Primary Aldosteronism Presenting with Hypertension Five Days after Delivery: A Case Report and Literature Review.

A 35-year-old Japanese woman with no history of hypertension developed hypertension 5 days after normal delivery. Endocrinological and radiological examinations indicated primary aldosteronism (PA) and a 1.4-cm left adrenal tumor. The patient underwent laparoscopic adrenalectomy, and a diagnosis of aldosterone-producing adenoma was confirmed immunohistochemically. Her plasma aldosterone concentration and blood pressure normalized. Cases of PA presenting with hypertension in the postpartum period have been reported.
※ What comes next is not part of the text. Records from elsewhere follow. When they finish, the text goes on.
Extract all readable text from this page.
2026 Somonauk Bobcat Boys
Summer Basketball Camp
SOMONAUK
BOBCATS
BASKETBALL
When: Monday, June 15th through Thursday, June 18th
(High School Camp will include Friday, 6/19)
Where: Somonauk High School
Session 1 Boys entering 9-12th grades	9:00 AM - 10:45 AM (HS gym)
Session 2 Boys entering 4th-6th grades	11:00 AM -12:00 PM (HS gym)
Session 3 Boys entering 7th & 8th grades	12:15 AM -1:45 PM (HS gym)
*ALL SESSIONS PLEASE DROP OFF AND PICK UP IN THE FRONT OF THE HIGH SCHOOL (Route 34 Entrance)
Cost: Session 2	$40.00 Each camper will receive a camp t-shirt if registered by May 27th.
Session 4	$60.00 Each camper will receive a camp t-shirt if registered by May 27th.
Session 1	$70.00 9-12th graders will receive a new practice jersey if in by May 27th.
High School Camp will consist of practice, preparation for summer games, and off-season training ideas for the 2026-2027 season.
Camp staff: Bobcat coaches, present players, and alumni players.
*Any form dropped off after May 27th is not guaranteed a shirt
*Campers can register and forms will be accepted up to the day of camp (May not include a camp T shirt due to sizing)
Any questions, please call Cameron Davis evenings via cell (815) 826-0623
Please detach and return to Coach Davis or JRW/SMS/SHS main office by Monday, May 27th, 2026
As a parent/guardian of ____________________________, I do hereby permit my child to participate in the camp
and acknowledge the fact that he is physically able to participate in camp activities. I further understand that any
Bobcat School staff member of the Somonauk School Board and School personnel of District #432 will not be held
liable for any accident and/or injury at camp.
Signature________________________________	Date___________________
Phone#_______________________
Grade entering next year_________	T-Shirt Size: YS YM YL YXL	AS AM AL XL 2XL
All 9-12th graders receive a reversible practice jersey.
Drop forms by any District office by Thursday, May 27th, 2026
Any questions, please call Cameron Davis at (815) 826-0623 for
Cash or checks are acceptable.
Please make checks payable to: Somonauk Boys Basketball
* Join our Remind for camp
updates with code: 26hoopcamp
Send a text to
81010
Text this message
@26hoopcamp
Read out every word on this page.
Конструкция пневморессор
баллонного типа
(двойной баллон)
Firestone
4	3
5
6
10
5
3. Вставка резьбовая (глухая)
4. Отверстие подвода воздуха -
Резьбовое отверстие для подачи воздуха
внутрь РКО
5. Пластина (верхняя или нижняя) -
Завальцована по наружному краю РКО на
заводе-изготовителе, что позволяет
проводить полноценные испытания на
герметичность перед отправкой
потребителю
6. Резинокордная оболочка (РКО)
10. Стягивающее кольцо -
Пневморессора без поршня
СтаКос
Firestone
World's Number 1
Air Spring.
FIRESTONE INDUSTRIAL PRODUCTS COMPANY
This case suggests that PA should be considered in women with postpartum hypertension, especially in those with blood pressure that suddenly increases shortly after delivery, even if they were normotensive before and throughout pregnancy.

Introduction

Primary aldosteronism (PA) is an endocrine disorder characterized by autonomous hypersecretion of the mineralocorticoid aldosterone from adrenocortical lesions (1,2). Major causes of PA are bilateral adrenal hyperplasia and unilateral aldosterone-producing adenoma (APA). Clinical manifestations of PA include sodium and fluid retention and hypertension, with or without hypokalemia, associated with increased cardiovascular morbidity and mortality.

PA is one of the most common causes of secondary hypertension and can develop at any age in both sexes. Cases of pregnant women suffering from PA have been reported (3-7); many developed PA with hypertension before pregnancy, and others developed hypertension during pregnancy. In addition, several cases of PA that presented with postpartum hypertension have been reported (8-12).

We herein report an unusual case of a woman who developed hypertension five days after delivery and was diagnosed with PA. In addition, we review previously reported cases of women without a history of hypertension who developed hypertension during the postpartum period and were diagnosed with PA.

Case Report

A 35-year-old Japanese woman, gravida 2, para 2, presented with a 7-month duration of hypertension that developed five days after normal delivery. The patient had a family history of essential hypertension in her father. The patient's medical history was unremarkable. She had no history of obesity or hypertension. The patient had never smoked cigarettes and did not drink alcohol. She was normotensive and normokalemic during and after her first pregnancy in 2010 (at 29 years old). She became pregnant for the second time in July 2015. Her blood pressure (BP) measured at the regular pregnancy checkup was normal (approximately 124/70 mmHg). Blood tests showed normal serum levels of sodium, potassium, and chloride. At 35 years old, the patient had a full-term spontaneous vaginal delivery (39 weeks and 2 days of gestation) at the Department of Obstetrics and Gynecology of Uonuma Kikan Hospital in May 2016 and gave birth to a 3,186 g healthy girl with 1- and 5-min Apgar scores of 8 and 9, respectively. The patient experienced no labor or delivery complications, such as placental abnormality or excessive bleeding.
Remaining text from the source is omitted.